Originally posted by benixau
hey - NEWSFLASH - under OS X the app doesn't need to be multi-processor aware to benfit from having two of those things.
Is it just me or this sentence sounds very rude?
Under _any_ smp aware OS you'll see some benefit by having a second CPU, whether the application in question is SMP aware or not. An OS is always doing several things at once, and the app would have one cpu to itself, while the OS could use the other for its things. But the benefit will, in most cases, be quite insignificant (depending on the app, os, etc)
It works like this, say whil you are playing DoomIII:
Proc 1: window server .....
Proc 2: Doom III
this way you get an entire proc (or the better part of it) just for the app. It makes life easy.
Unless I am very mistaken, if you compare the CPU requirements for doom, and that of the window server, you'll see the Doom CPU at 100%, and the other hovering at around 5% or 10%. This is just my guess.

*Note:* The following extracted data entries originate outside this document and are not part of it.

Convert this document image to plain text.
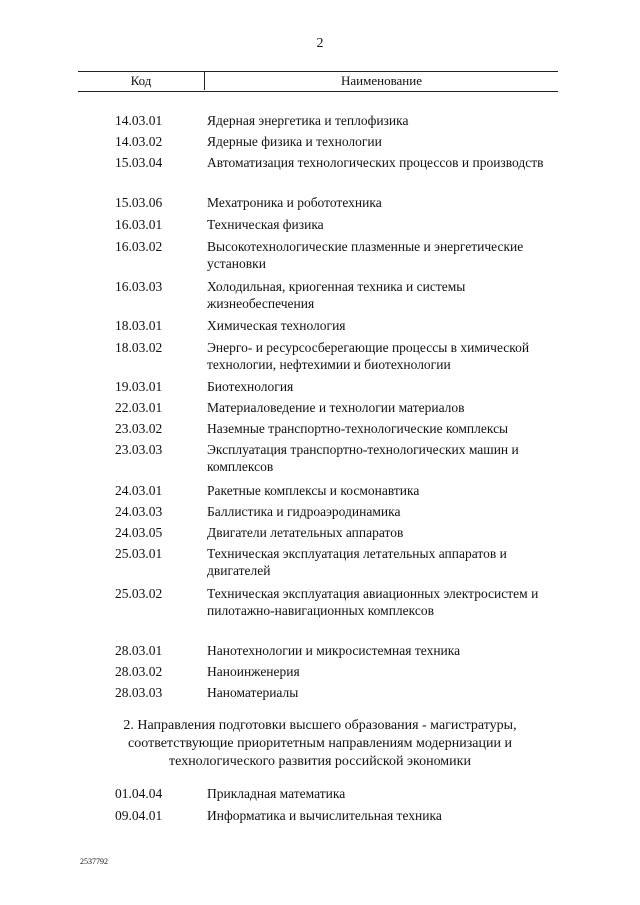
2
Код	Наименование
14.03.01	Ядерная энергетика и теплофизика
14.03.02	Ядерные физика и технологии
15.03.04	Автоматизация технологических процессов и производств
15.03.06	Мехатроника и робототехника
16.03.01	Техническая физика
16.03.02	Высокотехнологические плазменные и энергетические установки
16.03.03	Холодильная, криогенная техника и системы жизнеобеспечения
18.03.01	Химическая технология
18.03.02	Энерго- и ресурсосберегающие процессы в химической технологии, нефтехимии и биотехнологии
19.03.01	Биотехнология
22.03.01	Материаловедение и технологии материалов
23.03.02	Наземные транспортно-технологические комплексы
23.03.03	Эксплуатация транспортно-технологических машин и комплексов
24.03.01	Ракетные комплексы и космонавтика
24.03.03	Баллистика и гидроаэродинамика
24.03.05	Двигатели летательных аппаратов
25.03.01	Техническая эксплуатация летательных аппаратов и двигателей
25.03.02	Техническая эксплуатация авиационных электросистем и пилотажно-навигационных комплексов
28.03.01	Нанотехнологии и микросистемная техника
28.03.02	Наноинженерия
28.03.03	Наноматериалы
2. Направления подготовки высшего образования - магистратуры, соответствующие приоритетным направлениям модернизации и технологического развития российской экономики
01.04.04	Прикладная математика
09.04.01	Информатика и вычислительная техника
2537792
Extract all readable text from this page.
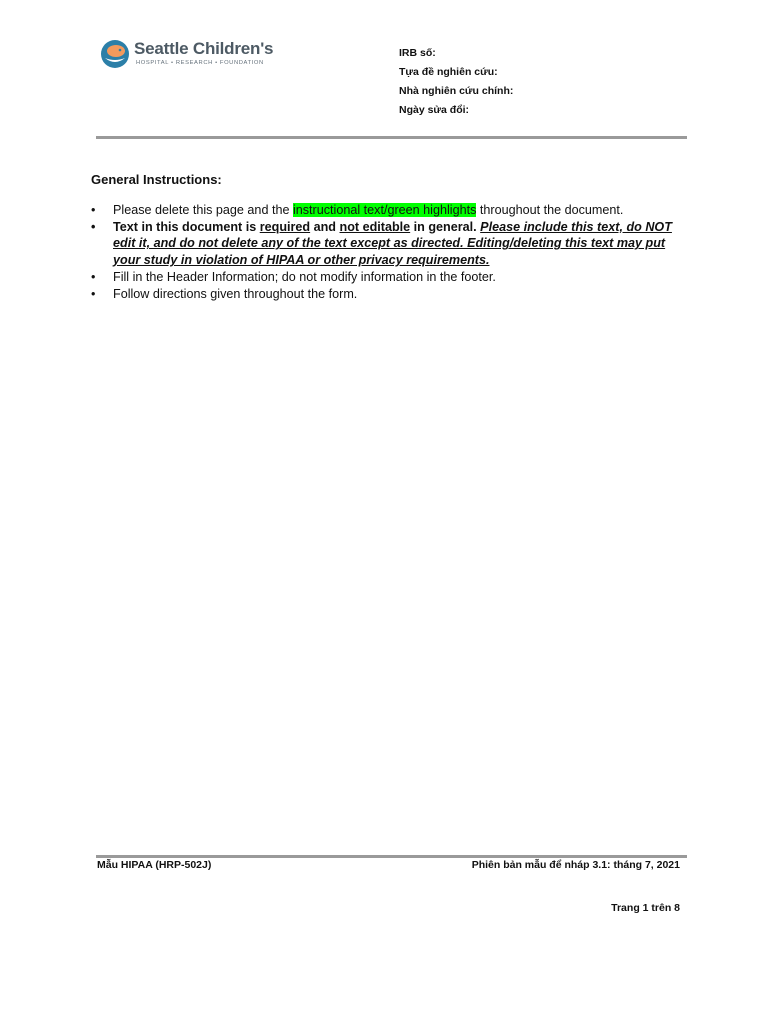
Seattle Children's
HOSPITAL • RESEARCH • FOUNDATION
IRB số:
Tựa đề nghiên cứu:
Nhà nghiên cứu chính:
Ngày sửa đổi:
General Instructions:
• Please delete this page and the instructional text/green highlights throughout the document.
• Text in this document is required and not editable in general. Please include this text, do NOT edit it, and do not delete any of the text except as directed. Editing/deleting this text may put your study in violation of HIPAA or other privacy requirements.
• Fill in the Header Information; do not modify information in the footer.
• Follow directions given throughout the form.
Mẫu HIPAA (HRP-502J)	Phiên bản mẫu để nháp 3.1: tháng 7, 2021
Trang 1 trên 8
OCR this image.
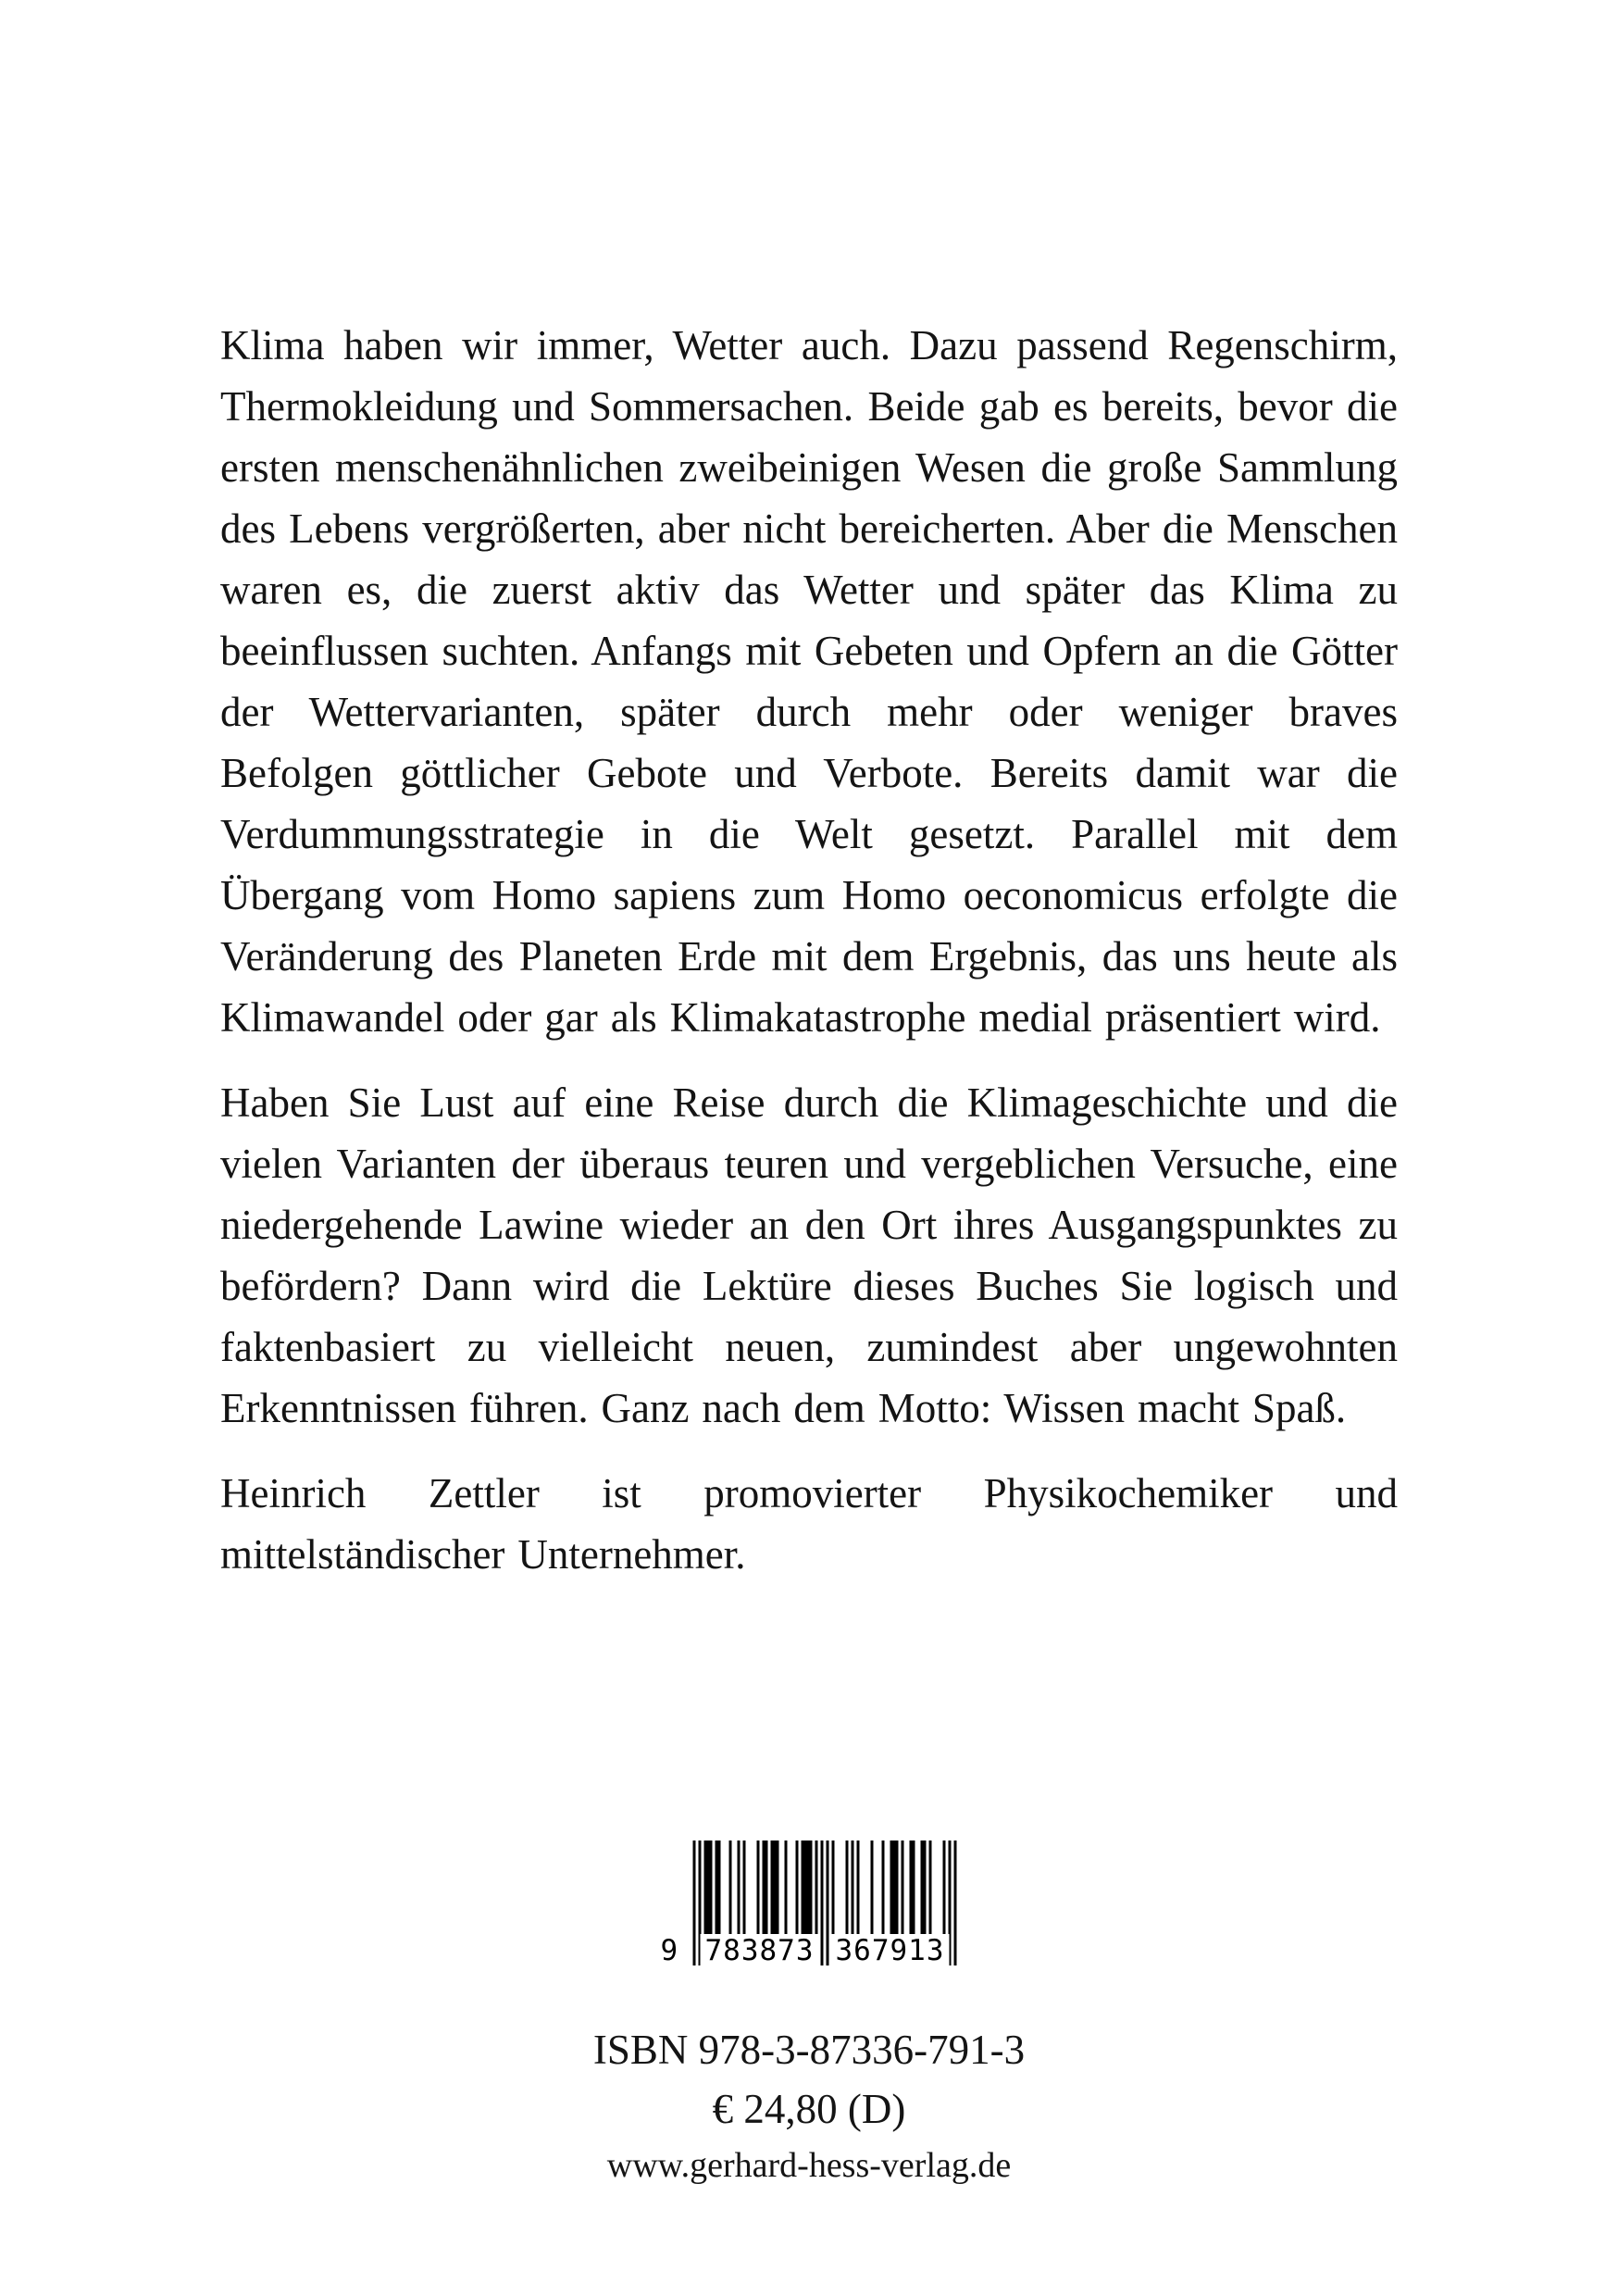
Klima haben wir immer, Wetter auch. Dazu passend Regenschirm, Thermokleidung und Sommersachen. Beide gab es bereits, bevor die ersten menschenähnlichen zweibeinigen Wesen die große Sammlung des Lebens vergrößerten, aber nicht bereicherten. Aber die Menschen waren es, die zuerst aktiv das Wetter und später das Klima zu beeinflussen suchten. Anfangs mit Gebeten und Opfern an die Götter der Wettervarianten, später durch mehr oder weniger braves Befolgen göttlicher Gebote und Verbote. Bereits damit war die Verdummungsstrategie in die Welt gesetzt. Parallel mit dem Übergang vom Homo sapiens zum Homo oeconomicus erfolgte die Veränderung des Planeten Erde mit dem Ergebnis, das uns heute als Klimawandel oder gar als Klimakatastrophe medial präsentiert wird.

Haben Sie Lust auf eine Reise durch die Klimageschichte und die vielen Varianten der überaus teuren und vergeblichen Versuche, eine niedergehende Lawine wieder an den Ort ihres Ausgangspunktes zu befördern? Dann wird die Lektüre dieses Buches Sie logisch und faktenbasiert zu vielleicht neuen, zumindest aber ungewohnten Erkenntnissen führen. Ganz nach dem Motto: Wissen macht Spaß.

Heinrich Zettler ist promovierter Physikochemiker und mittelständischer Unternehmer.

9 783873 367913
ISBN 978-3-87336-791-3
€ 24,80 (D)
www.gerhard-hess-verlag.de
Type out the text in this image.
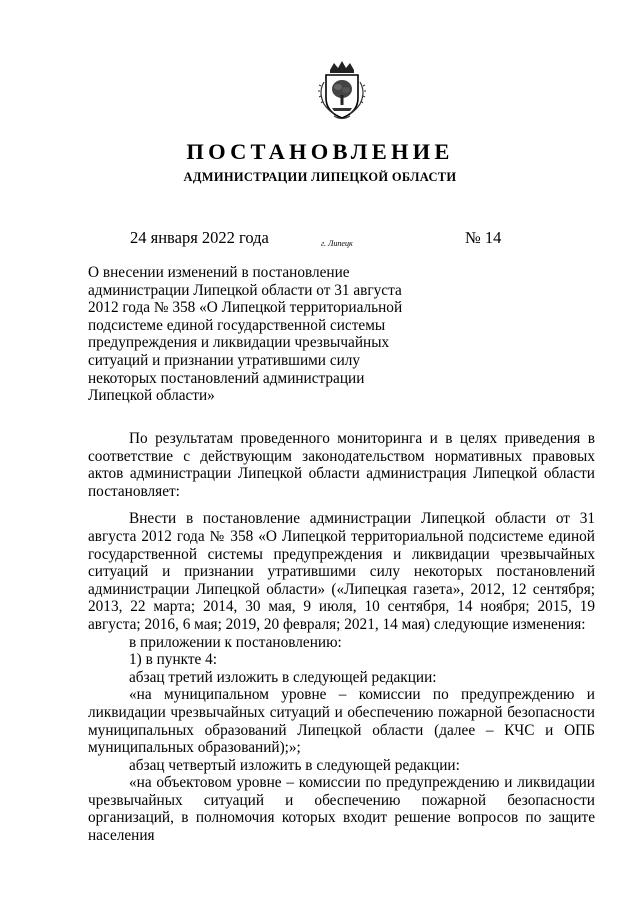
ПОСТАНОВЛЕНИЕ
АДМИНИСТРАЦИИ ЛИПЕЦКОЙ ОБЛАСТИ
24 января 2022 года	г. Липецк	№ 14

О внесении изменений в постановление
администрации Липецкой области от 31 августа
2012 года № 358 «О Липецкой территориальной
подсистеме единой государственной системы
предупреждения и ликвидации чрезвычайных
ситуаций и признании утратившими силу
некоторых постановлений администрации
Липецкой области»

По результатам проведенного мониторинга и в целях приведения в соответствие с действующим законодательством нормативных правовых актов администрации Липецкой области администрация Липецкой области постановляет:

Внести в постановление администрации Липецкой области от 31 августа 2012 года № 358 «О Липецкой территориальной подсистеме единой государственной системы предупреждения и ликвидации чрезвычайных ситуаций и признании утратившими силу некоторых постановлений администрации Липецкой области» («Липецкая газета», 2012, 12 сентября; 2013, 22 марта; 2014, 30 мая, 9 июля, 10 сентября, 14 ноября; 2015, 19 августа; 2016, 6 мая; 2019, 20 февраля; 2021, 14 мая) следующие изменения:

в приложении к постановлению:

1) в пункте 4:

абзац третий изложить в следующей редакции:

«на муниципальном уровне – комиссии по предупреждению и ликвидации чрезвычайных ситуаций и обеспечению пожарной безопасности муниципальных образований Липецкой области (далее – КЧС и ОПБ муниципальных образований);»;

абзац четвертый изложить в следующей редакции:

«на объектовом уровне – комиссии по предупреждению и ликвидации чрезвычайных ситуаций и обеспечению пожарной безопасности организаций, в полномочия которых входит решение вопросов по защите населения
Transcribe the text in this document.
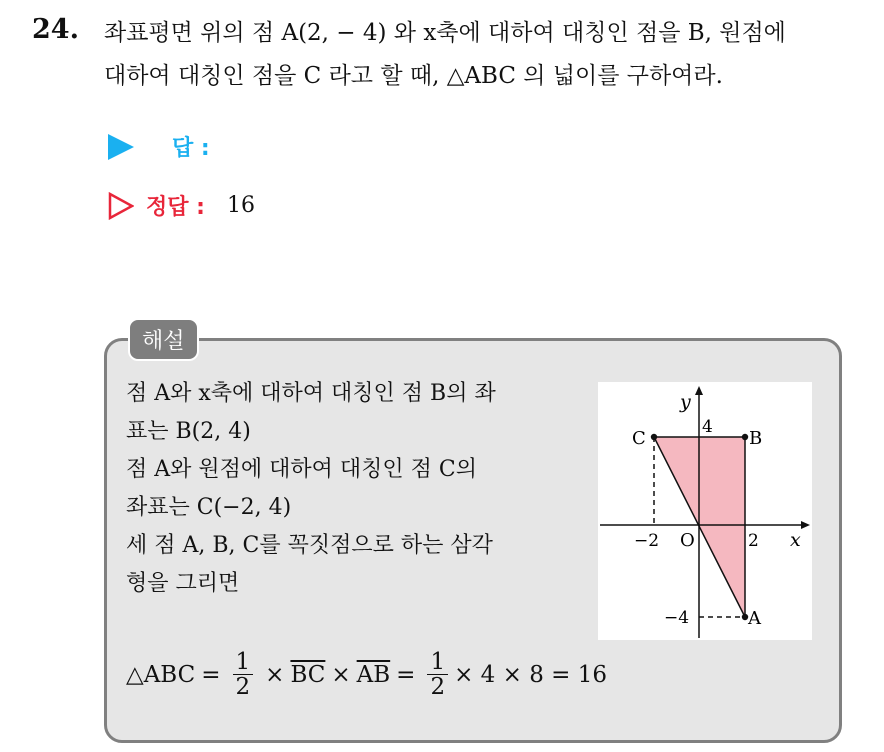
24. 좌표평면 위의 점 A(2, − 4) 와 x축에 대하여 대칭인 점을 B, 원점에
대하여 대칭인 점을 C 라고 할 때, △ABC 의 넓이를 구하여라.
답 :
정답 : 16
해설
점 A와 x축에 대하여 대칭인 점 B의 좌
표는 B(2, 4)
점 A와 원점에 대하여 대칭인 점 C의
좌표는 C(−2, 4)
세 점 A, B, C를 꼭짓점으로 하는 삼각
형을 그리면
y
x
O
−2	2
4
−4
C	B
A
△ABC = $\frac{1}{2} \times \overline{BC} \times \overline{AB} = \frac{1}{2} \times 4 \times 8 = 16$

I can't actually test it, but I would be surprised if the window server required so much CPU power.
Yes, all games will see a small improvement by having a second CPU, because that second CPU can take care of things like managing the network trafic, window server, etc, but all that work should be minimal compared with that of playing the game. So the improvement will be minimal, and probably not worth the money. Money that would be better spent on a better video card, or a beer or 10.
Also all multi-threaded apps can have OS X divide the task between the procs and then return it.
I'm not sure if you are confusing multi-threading with multi-processing here. I don't know what your background and knowledge is of this, so I'm sorry if I offend you. But those two things are two different concepts.
Can OSX really asign each thread to a CPU? how does it do this without spawning a new process? please, enlighten me if you know the answer.